Dylan Thomas, played by the extraordinary Celyn Jones, who also co-wrote the script to the film, is a giant beast of a man. Powerful and mighty but also timid and afraid. Jones and director, Andy Goddard, portray Thomas as a fragile monster. Parties, booze, food, women and swearing are mixed together with a distinct sense of pity and paranoia, scared of the world around him and always unsure of his own work. He trembles in the face of a society that may judge him and behind the bravado and loud mouthed words is a sensitive and emotional man.
Brinnin brings Thomas to the States for the first time in the poets career; they connect and Brinnin quickly becomes his confidant and companion on the road. The chemistry between Wood and Jones is stellar, carefully treading between a kind of kinship not unlike lovers. The film carefully balances a sort of homosocial atmosphere with two very different men who are trying to work out their own places in the world. The two bounce off of one another; trusting each other as the film goes on. For both actors, they put a lot of faith into each other – it is no easy feat portraying this relationship where it seems awfully one sided but in fact both are getting something from it.
Going from party to party, Thomas makes a drunken fool of himself and forces Brinnin to take him out of the city and to an old family cabin where he feels Thomas can concentrate and get ready for his next reading on his tour. But this only further hinders the situation; nothing is going to change and just when Brinnin thinks things are getting better, Thomas once again lets him down.
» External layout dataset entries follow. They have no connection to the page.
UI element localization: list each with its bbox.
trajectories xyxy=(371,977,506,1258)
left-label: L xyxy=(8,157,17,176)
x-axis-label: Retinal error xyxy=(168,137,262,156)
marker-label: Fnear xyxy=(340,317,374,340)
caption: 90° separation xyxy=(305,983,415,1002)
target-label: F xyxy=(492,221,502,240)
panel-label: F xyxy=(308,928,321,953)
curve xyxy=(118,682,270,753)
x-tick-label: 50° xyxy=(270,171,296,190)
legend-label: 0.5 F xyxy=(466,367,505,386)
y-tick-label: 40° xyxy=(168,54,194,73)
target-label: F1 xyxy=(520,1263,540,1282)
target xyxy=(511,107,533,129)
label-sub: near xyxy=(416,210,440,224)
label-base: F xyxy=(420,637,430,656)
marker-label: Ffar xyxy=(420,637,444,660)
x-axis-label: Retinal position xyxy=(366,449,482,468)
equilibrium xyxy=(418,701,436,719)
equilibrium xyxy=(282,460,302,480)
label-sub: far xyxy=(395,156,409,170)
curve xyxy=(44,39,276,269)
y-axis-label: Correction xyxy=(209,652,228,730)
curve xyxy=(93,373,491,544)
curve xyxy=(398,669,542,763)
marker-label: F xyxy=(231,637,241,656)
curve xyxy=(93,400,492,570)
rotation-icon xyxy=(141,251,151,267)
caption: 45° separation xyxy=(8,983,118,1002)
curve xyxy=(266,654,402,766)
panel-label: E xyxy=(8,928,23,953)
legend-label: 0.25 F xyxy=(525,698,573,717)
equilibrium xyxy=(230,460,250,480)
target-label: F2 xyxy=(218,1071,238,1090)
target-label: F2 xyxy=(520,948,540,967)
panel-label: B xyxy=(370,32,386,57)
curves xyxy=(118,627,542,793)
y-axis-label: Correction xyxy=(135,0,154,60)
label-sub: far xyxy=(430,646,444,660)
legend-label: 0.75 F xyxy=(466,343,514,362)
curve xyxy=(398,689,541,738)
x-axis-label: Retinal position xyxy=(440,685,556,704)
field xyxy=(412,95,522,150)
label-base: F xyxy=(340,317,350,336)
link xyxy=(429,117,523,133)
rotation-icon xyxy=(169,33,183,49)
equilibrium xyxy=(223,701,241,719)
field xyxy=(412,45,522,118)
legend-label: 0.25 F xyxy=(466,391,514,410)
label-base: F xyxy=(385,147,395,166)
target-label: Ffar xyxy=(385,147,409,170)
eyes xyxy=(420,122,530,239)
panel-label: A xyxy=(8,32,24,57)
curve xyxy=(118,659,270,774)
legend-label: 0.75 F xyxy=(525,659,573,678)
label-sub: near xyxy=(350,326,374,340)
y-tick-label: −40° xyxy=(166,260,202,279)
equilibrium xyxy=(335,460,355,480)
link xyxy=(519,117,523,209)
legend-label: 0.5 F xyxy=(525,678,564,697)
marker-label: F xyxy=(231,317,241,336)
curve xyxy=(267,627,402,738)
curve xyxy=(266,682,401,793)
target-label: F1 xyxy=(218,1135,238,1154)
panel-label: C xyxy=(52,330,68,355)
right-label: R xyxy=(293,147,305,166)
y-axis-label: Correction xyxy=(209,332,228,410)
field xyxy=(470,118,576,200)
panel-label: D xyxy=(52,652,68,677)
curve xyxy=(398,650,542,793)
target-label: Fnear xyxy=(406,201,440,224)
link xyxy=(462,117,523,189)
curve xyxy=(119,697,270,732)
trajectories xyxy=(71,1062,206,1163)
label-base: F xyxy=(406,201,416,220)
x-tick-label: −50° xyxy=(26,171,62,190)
In a stand out sequence, old family friends, Shirley (Shirley Henderson) and Stanley (Kevin Eldon) come round and spend the night drinking, fighting and telling horror stories. Between Shirley and Dylan, they push Brinnin to the edge and he soon realises it is going to take something major to bring him back.
Goddard’s film is never judgemental over Thomas and his issues but it also doesn’t suggest that a solution could be found – the story he is telling is clear and simple. This film is looking at the beautiful, powerful and poetic nature of Thomas but that also can be what is most destructive. Early on in the film, a letter is sent to Thomas from his wife, Caitlin (Kelly Reilly) but he is quick to throw this aside and ignore its contents. Gradually Brinnin gets him to open the letter and a touching sequence between Dylan and a daydreamed version of his wife telling him how her life really is, is played out on screen.
When you already feel the story has been told before, a film like Set Fire To The Stars comes along and renews it for a new generation. Compelling, emotional, touching and filled with wonder, Goddard’s film is one of the best and brightest to tell this story. Filled with lashings of stunning imagery and poetic both in action and script, Set Fire To The Stars will stay with you longer after the credits have rolled.